The Bible says God created Adam and Eve -- but what about E.T.?

While rocket-science researchers at the 100 Year Starship Symposium pondered interstellar travel on a whole new class of spaceship over the weekend, theologians debated an equally paradigm-shifting concept: reconciling the Bible with life elsewhere in the universe. Simply put, if life is discovered on other planets, can we still say that mankind is unique -- made in the image of God?

"The discovery of intelligent life from other planets would be a challenge to the Christian worldview," admitted Dr. Jason Lisle, an astrophysicist with the Creation Museum's research arm, Answers in Genesis. Why wouldn't it be?

His museum, located in Petersburg, Ky., is based on the belief that Earth is "specially designed" to be inhabited by living beings, called the anthropic principle.

"The fact that no evidence of extraterrestrial intelligence has ever been detected must be considered ... a confirmation of Christianity," Lisle told FoxNews.com.

Yet it's not too farfetched to believe that there could be life somewhere out there. After all, there are estimated to be more than 100 billion galaxies in the universe, containing trillions of stars and planets.
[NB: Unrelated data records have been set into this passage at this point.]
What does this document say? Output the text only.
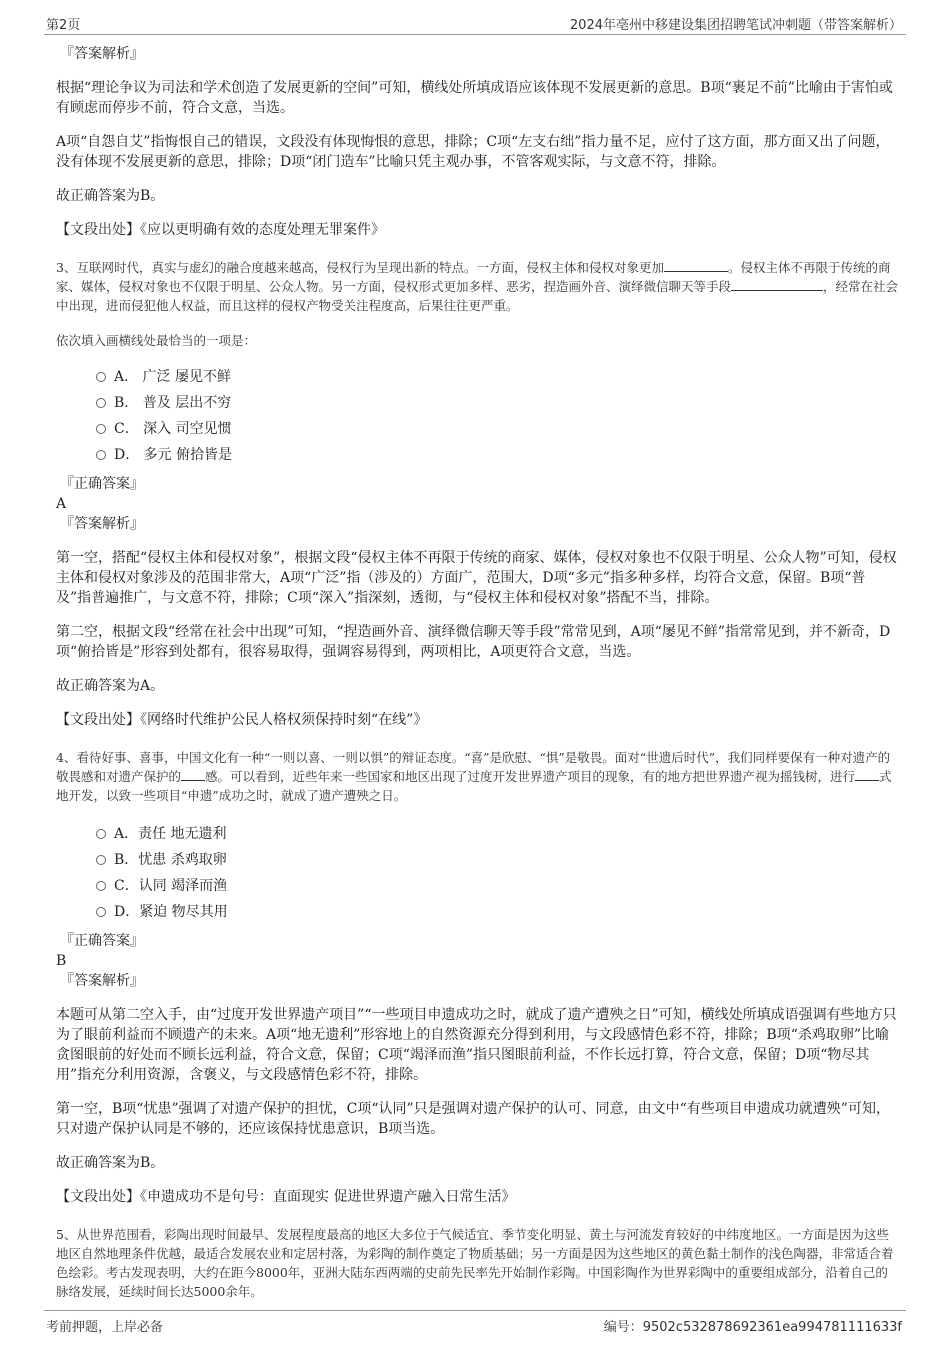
第2页	2024年亳州中移建设集团招聘笔试冲刺题（带答案解析）

『答案解析』

根据“理论争议为司法和学术创造了发展更新的空间”可知，横线处所填成语应该体现不发展更新的意思。B项“裹足不前”比喻由于害怕或有顾虑而停步不前，符合文意，当选。

A项“自怨自艾”指悔恨自己的错误，文段没有体现悔恨的意思，排除；C项“左支右绌”指力量不足，应付了这方面，那方面又出了问题，没有体现不发展更新的意思，排除；D项“闭门造车”比喻只凭主观办事，不管客观实际，与文意不符，排除。

故正确答案为B。

【文段出处】《应以更明确有效的态度处理无罪案件》

3、互联网时代，真实与虚幻的融合度越来越高，侵权行为呈现出新的特点。一方面，侵权主体和侵权对象更加	。侵权主体不再限于传统的商家、媒体，侵权对象也不仅限于明星、公众人物。另一方面，侵权形式更加多样、恶劣，捏造画外音、演绎微信聊天等手段	，经常在社会中出现，进而侵犯他人权益，而且这样的侵权产物受关注程度高，后果往往更严重。

依次填入画横线处最恰当的一项是：

A． 广泛 屡见不鲜
B． 普及 层出不穷
C． 深入 司空见惯
D． 多元 俯拾皆是

『正确答案』

A

『答案解析』

第一空，搭配“侵权主体和侵权对象”，根据文段“侵权主体不再限于传统的商家、媒体，侵权对象也不仅限于明星、公众人物”可知，侵权主体和侵权对象涉及的范围非常大，A项“广泛”指（涉及的）方面广，范围大，D项“多元”指多种多样，均符合文意，保留。B项“普及”指普遍推广，与文意不符，排除；C项“深入”指深刻，透彻，与“侵权主体和侵权对象”搭配不当，排除。

第二空，根据文段“经常在社会中出现”可知，“捏造画外音、演绎微信聊天等手段”常常见到，A项“屡见不鲜”指常常见到，并不新奇，D项“俯拾皆是”形容到处都有，很容易取得，强调容易得到，两项相比，A项更符合文意，当选。

故正确答案为A。

【文段出处】《网络时代维护公民人格权须保持时刻“在线”》

4、看待好事、喜事，中国文化有一种“一则以喜、一则以惧”的辩证态度。“喜”是欣慰、“惧”是敬畏。面对“世遗后时代”，我们同样要保有一种对遗产的敬畏感和对遗产保护的 感。可以看到，近些年来一些国家和地区出现了过度开发世界遗产项目的现象，有的地方把世界遗产视为摇钱树，进行 式地开发，以致一些项目“申遗”成功之时，就成了遗产遭殃之日。

A．责任 地无遗利
B．忧患 杀鸡取卵
C．认同 竭泽而渔
D．紧迫 物尽其用

『正确答案』

B

『答案解析』

本题可从第二空入手，由“过度开发世界遗产项目”“一些项目申遗成功之时，就成了遗产遭殃之日”可知，横线处所填成语强调有些地方只为了眼前利益而不顾遗产的未来。A项“地无遗利”形容地上的自然资源充分得到利用，与文段感情色彩不符，排除；B项“杀鸡取卵”比喻贪图眼前的好处而不顾长远利益，符合文意，保留；C项“竭泽而渔”指只图眼前利益，不作长远打算，符合文意，保留；D项“物尽其用”指充分利用资源，含褒义，与文段感情色彩不符，排除。

第一空，B项“忧患”强调了对遗产保护的担忧，C项“认同”只是强调对遗产保护的认可、同意，由文中“有些项目申遗成功就遭殃”可知，只对遗产保护认同是不够的，还应该保持忧患意识，B项当选。

故正确答案为B。

【文段出处】《申遗成功不是句号：直面现实 促进世界遗产融入日常生活》

5、从世界范围看，彩陶出现时间最早、发展程度最高的地区大多位于气候适宜、季节变化明显、黄土与河流发育较好的中纬度地区。一方面是因为这些地区自然地理条件优越，最适合发展农业和定居村落，为彩陶的制作奠定了物质基础；另一方面是因为这些地区的黄色黏土制作的浅色陶器，非常适合着色绘彩。考古发现表明，大约在距今8000年，亚洲大陆东西两端的史前先民率先开始制作彩陶。中国彩陶作为世界彩陶中的重要组成部分，沿着自己的脉络发展，延续时间长达5000余年。

考前押题，上岸必备	编号：9502c532878692361ea994781111633f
Lee Strobel, author of the book "The Case for a Creator,"has no problem with the idea of life on other planets. But he points out that the anthropic principle is not a uniquely religious point of view: Pure statistics, he says, suggest life isn't likely elsewhere in the skies.

"The anthropic principle is an argument from probability, that the likelihood that conditions needed to bring about life are extremely rare," he told FoxNews.com.